Our AD cohort had an age and sex distribution similar to the one reported in other papers (2, 5), and the types of prescribed glucocorticoid preparations at baseline in this cohort were not different from the ones reported in a recent worldwide survey (28). Our CAH cohort was younger that the AD cohort, consistent with the different etiology of these 2 diseases, and the types of glucocorticoids prescribed was similar to those reported in the cross-sectional UK CaHASE study (29), with the possible exception of lower numbers of dexamethasone users in our study. Taking this into account, our results can be assumed to be representative of the UK AD and CAH populations.

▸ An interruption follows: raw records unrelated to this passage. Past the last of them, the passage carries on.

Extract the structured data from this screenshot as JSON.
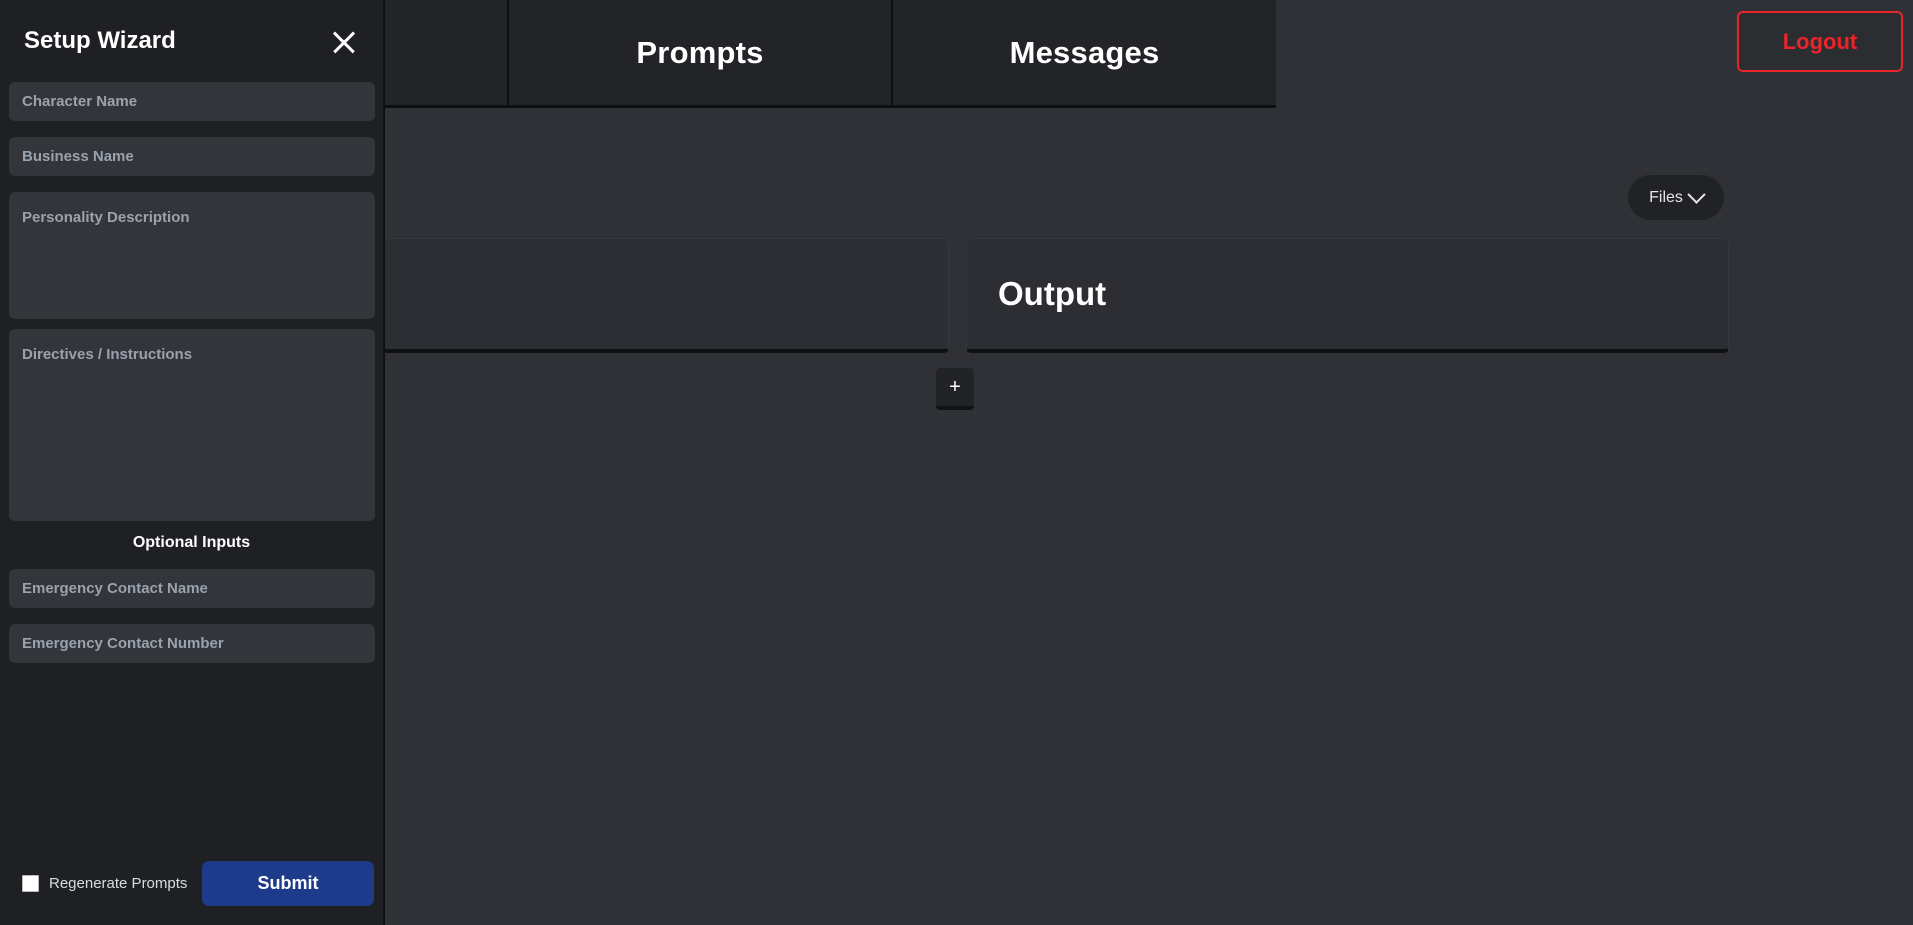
{
  "app": {
    "background_color": "#2f3136",
    "panel_color": "#2c2e33",
    "accent_blue": "#1e3a8a",
    "accent_red": "#e8252a"
  },
  "topbar": {
    "tabs": [
      {
        "label": "",
        "name": "tab-hidden"
      },
      {
        "label": "Prompts",
        "name": "tab-prompts"
      },
      {
        "label": "Messages",
        "name": "tab-messages"
      }
    ],
    "logout_label": "Logout"
  },
  "toolbar": {
    "files_label": "Files",
    "files_icon": "chevron-down-icon"
  },
  "main": {
    "left_panel_title": "",
    "output_panel_title": "Output",
    "add_button_label": "+"
  },
  "wizard": {
    "title": "Setup Wizard",
    "close_icon": "close-icon",
    "fields": [
      {
        "label": "Character Name",
        "value": "",
        "name": "character-name-field"
      },
      {
        "label": "Business Name",
        "value": "",
        "name": "business-name-field"
      },
      {
        "label": "Personality Description",
        "value": "",
        "name": "personality-description-field"
      },
      {
        "label": "Directives / Instructions",
        "value": "",
        "name": "directives-instructions-field"
      }
    ],
    "optional_heading": "Optional Inputs",
    "optional_fields": [
      {
        "label": "Emergency Contact Name",
        "value": "",
        "name": "emergency-contact-name-field"
      },
      {
        "label": "Emergency Contact Number",
        "value": "",
        "name": "emergency-contact-number-field"
      }
    ],
    "regenerate_label": "Regenerate Prompts",
    "regenerate_checked": false,
    "submit_label": "Submit"
  }
}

Our study has several strengths. We used a large population-based sample of patients of both sexes, across all adult age groups, with very strict inclusion and exclusion criteria, allowing us to include only patients with a true diagnosis of AD and CAH. Using the cohort study design allowed us to look at longitudinal occurrence of infections and antimicrobial use. There are also some limitations to our study. First, all data rely on the accurate recording of diagnoses by GPs and this could have resulted in some degree of misclassification of the exposed cohorts and of the different episodes of infection. Although GPs document reasons for consultations in the electronic medical records, it is possible that when a patient presented with 2 or more conditions, this may have not been accurately coded; however, all prescriptions are electronically documented and therefore are captured accurately. Second, the threshold for visiting GP might be lower in patients with PAI who receive regular education on the importance of treating infections promptly to avoid adrenal crisis. This may be a factor resulting in a degree of overestimation of the difference in the infection rates we found between these cohorts. However, since patients with PAI are generally more medicalized, it is also possible that they own a higher knowledge of diseases and might decide to treat themselves without consulting the GP. Third, we could not evaluate the influence of different doses or types of glucocorticoid on the outcomes of interest due to the methodology used and due to the small number of infection events when further subdividing our populations according to type of glucocorticoid. Furthermore, even though we tried to assess the impact of associated comorbidities by adjusting for Charlson Comorbidity Index, this does not exclude the possibility that some other confounders not accounted for in our analyses might have influenced our results. Last, although there is some evidence of an immune-modulatory effect of androgens (30), we could not take this into account in our population as we had no data on dehydroepiandrosterone (DHEA) replacement therapy in AD patients, since this is a hospital-prescribed drug in the United Kingdom; similarly, we did not have data on biochemical control of androgen excess in the CAH patients.

Our findings have several practical implications. First, given the confirmation of a higher risk of infections in patients with PAI due to AD and CAH, all health care professionals involved in the care of PAI patients should have a heightened alertness for the possibility of infections in these patients. This may also provide a case for recommending a vaccination strategy in PAI (eg, against Streptococcus pneumoniae, the leading cause of LRTIs in adults) (31) to reduce the risk of these infections and related morbidity and mortality. Second, our paper provides additional evidence that nonphysiological delivery of glucocorticoid replacement by currently available preparations represents a risk factor for the development of infections. This supports the case for a therapeutic shift toward more physiological replacement therapy options in these patients (32). Future studies will have to clarify whether achieving a more physiological delivery of glucocorticoid replacement will decrease the risk of infections in PAI, with the potential to result in reduced morbidity and mortality in these patients.